As with any gathering of homo sapiens, a certain amount of horse trading and assorted commerce attended such gatherings. By the time the Gun Control Act of 1968 created the "Federally Licensed Firearms Dealer", gun shows were naturally a place for them to ply their trade.
For years, there was an ongoing war between "brick & mortar" FFLs, who operated a storefront, and so-called "kitchen table" FFLs, who maintained a license so they could acquire guns at wholesale, order them for family or buddies at work, and maybe get a table at the local gun show. If they sold a gun or two at a 5% or 10% markup, it'd cover the fees for their one table, and the badge let them come in and wander the show freely. If they could talk a buddy or two into helping him cover the table in exchange for a free entrance, it'd make for a pretty pleasant weekend.
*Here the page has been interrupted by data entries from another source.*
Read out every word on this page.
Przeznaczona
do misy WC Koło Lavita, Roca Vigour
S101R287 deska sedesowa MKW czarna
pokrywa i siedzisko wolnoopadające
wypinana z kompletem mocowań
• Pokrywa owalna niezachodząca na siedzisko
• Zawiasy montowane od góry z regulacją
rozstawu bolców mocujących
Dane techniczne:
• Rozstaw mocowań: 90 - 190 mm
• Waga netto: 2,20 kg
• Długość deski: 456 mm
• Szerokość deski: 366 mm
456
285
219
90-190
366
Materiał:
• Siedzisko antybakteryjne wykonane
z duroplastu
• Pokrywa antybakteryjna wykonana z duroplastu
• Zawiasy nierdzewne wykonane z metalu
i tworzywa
During the Clinton years, the then-BATF started shutting down "kitchen table" FFLs and smaller guys who were actually using their FFL to run a side business, setting up at local gun shows on the weekends. It didn't really require any new federal laws or regulations: Local zoning ordinances handled a large part of the grunt work. ("Did you know that Mr. Smith of 123 Local Street is running a retail firearms business out of his home? Is that in compliance with local zoning?")
As a result, the '90s were the salad days for cheap new guns at gun shows, between the surviving kitchen table guys whose overhead amounted to table fees, and the kitchen table guys who had already been shut down and were just selling off their remaining inventory before closing their acquisition/disposition books and sending them off to Washington.
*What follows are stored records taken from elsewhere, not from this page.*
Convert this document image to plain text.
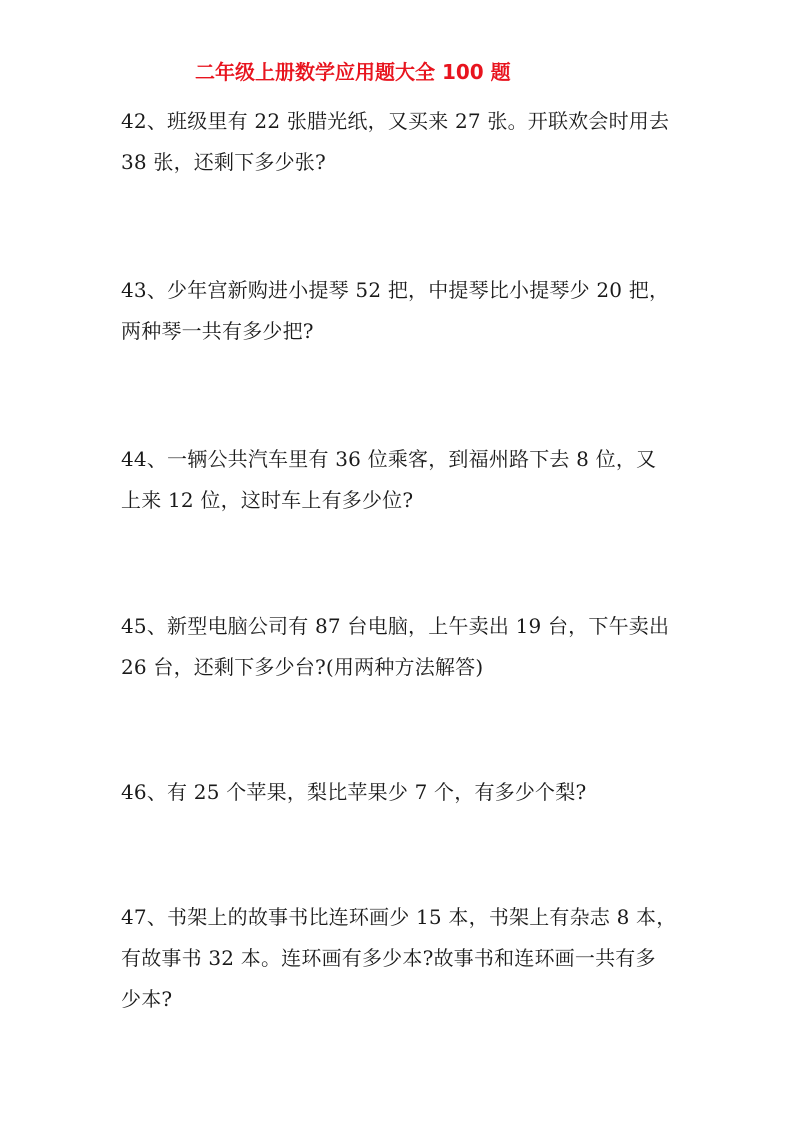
二年级上册数学应用题大全 100 题

42、班级里有 22 张腊光纸，又买来 27 张。开联欢会时用去
38 张，还剩下多少张?

43、少年宫新购进小提琴 52 把，中提琴比小提琴少 20 把，
两种琴一共有多少把?

44、一辆公共汽车里有 36 位乘客，到福州路下去 8 位，又
上来 12 位，这时车上有多少位?

45、新型电脑公司有 87 台电脑，上午卖出 19 台，下午卖出
26 台，还剩下多少台?(用两种方法解答)

46、有 25 个苹果，梨比苹果少 7 个，有多少个梨?

47、书架上的故事书比连环画少 15 本，书架上有杂志 8 本，
有故事书 32 本。连环画有多少本?故事书和连环画一共有多
少本?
For brick and mortar guys, don't expect them to be able to slash prices at the show. They run shows one of two ways:
- Close the store on show weekends. Gun show is an all-hands evolution, requiring all the guns to be loaded into a trailer, schlepped to the site of the show, set up, torn down again at show's end, hauled back to the store and re-displayed there. I've done this for a guy who usually had a 20 table setup. It's a brutal, backbreaking way to spend a weekend.
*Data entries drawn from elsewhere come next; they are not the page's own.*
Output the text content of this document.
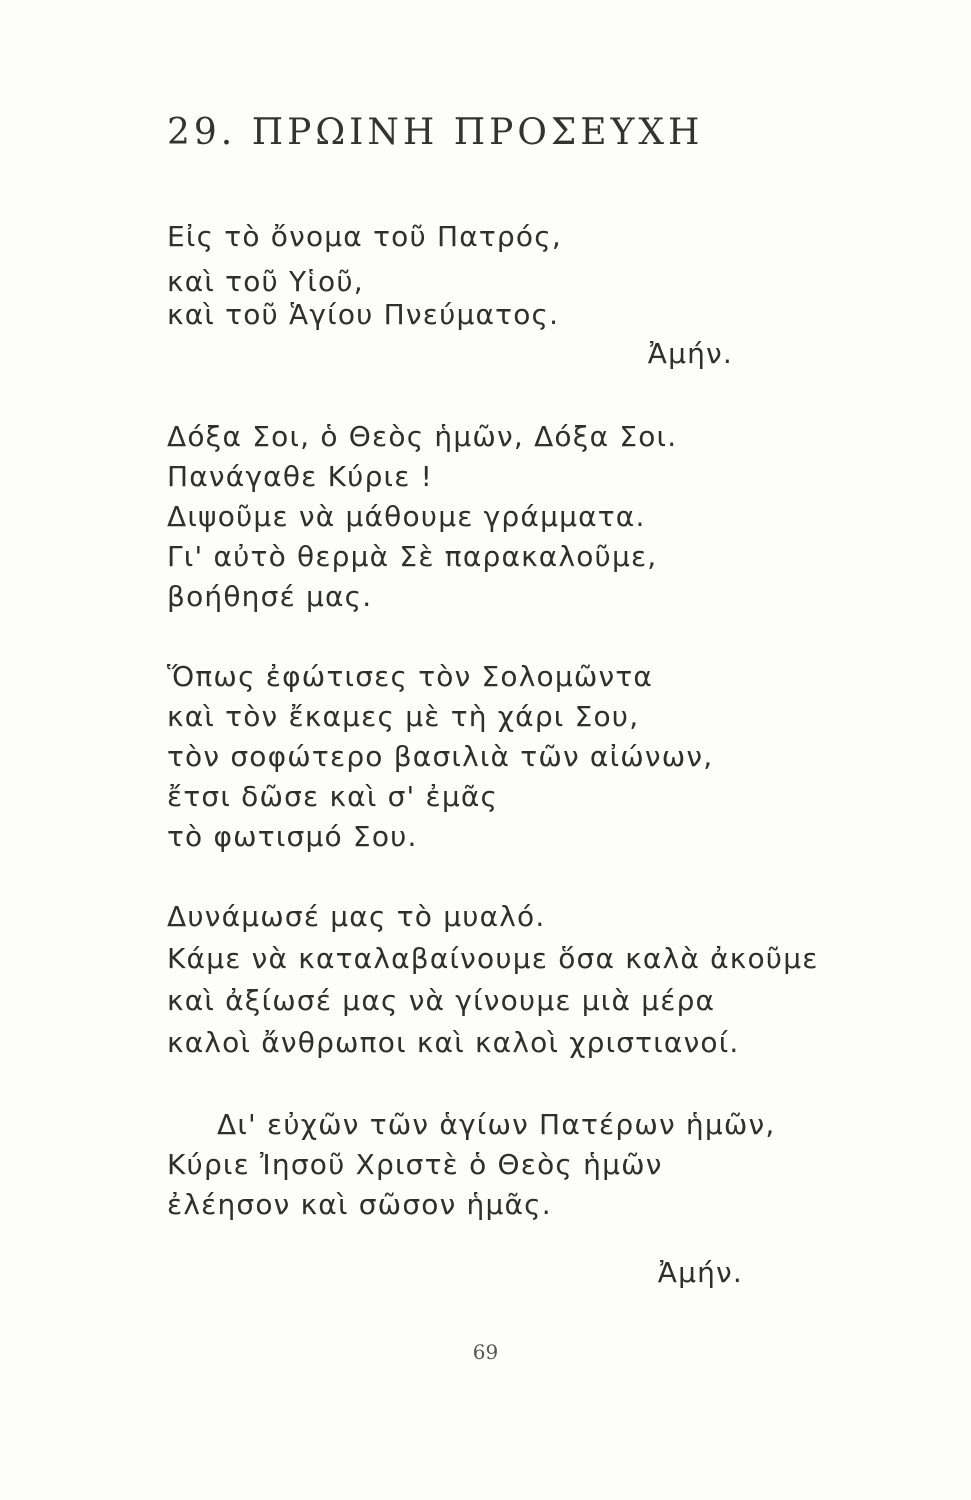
29. ΠΡΩΙΝΗ ΠΡΟΣΕΥΧΗ
Εἰς τὸ ὄνομα τοῦ Πατρός,
καὶ τοῦ Υἱοῦ,
καὶ τοῦ Ἁγίου Πνεύματος.
Ἀμήν.
Δόξα Σοι, ὁ Θεὸς ἡμῶν, Δόξα Σοι.
Πανάγαθε Κύριε !
Διψοῦμε νὰ μάθουμε γράμματα.
Γι' αὐτὸ θερμὰ Σὲ παρακαλοῦμε,
βοήθησέ μας.
Ὅπως ἐφώτισες τὸν Σολομῶντα
καὶ τὸν ἔκαμες μὲ τὴ χάρι Σου,
τὸν σοφώτερο βασιλιὰ τῶν αἰώνων,
ἔτσι δῶσε καὶ σ' ἐμᾶς
τὸ φωτισμό Σου.
Δυνάμωσέ μας τὸ μυαλό.
Κάμε νὰ καταλαβαίνουμε ὅσα καλὰ ἀκοῦμε
καὶ ἀξίωσέ μας νὰ γίνουμε μιὰ μέρα
καλοὶ ἄνθρωποι καὶ καλοὶ χριστιανοί.
Δι' εὐχῶν τῶν ἁγίων Πατέρων ἡμῶν,
Κύριε Ἰησοῦ Χριστὲ ὁ Θεὸς ἡμῶν
ἐλέησον καὶ σῶσον ἡμᾶς.
Ἀμήν.
69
- Keep the store open on the weekends and have a complete second inventory pre-loaded on a trailer, ready to go. This is easier, but requires double the manpower, since you're keeping the storefront open during the show, and obviously requires more overhead in inventory. Inventory is not an asset; it is money tied up not doing anything until it sells.
The only real advantage of buying new, current production guns at a show instead of at the dealer's storefront is that you can comparison-shop by walking across a room instead of driving across town. Gun shows still shine for bulk ammo and reloading components, unless you charge as much to haul a hunnert pounds of lead to your front door as UPS does.
Me? I'm not there for the new guns. If I want a new gun, I know where to buy them. I just want to talk to that old guy at the table in the corner, the one who looks like he's been there since before 1968, and ask him how much he wants for that ol' Luger. It's a bit beat up for a collector, but it looks like it'd make a fine shooter, don't you think?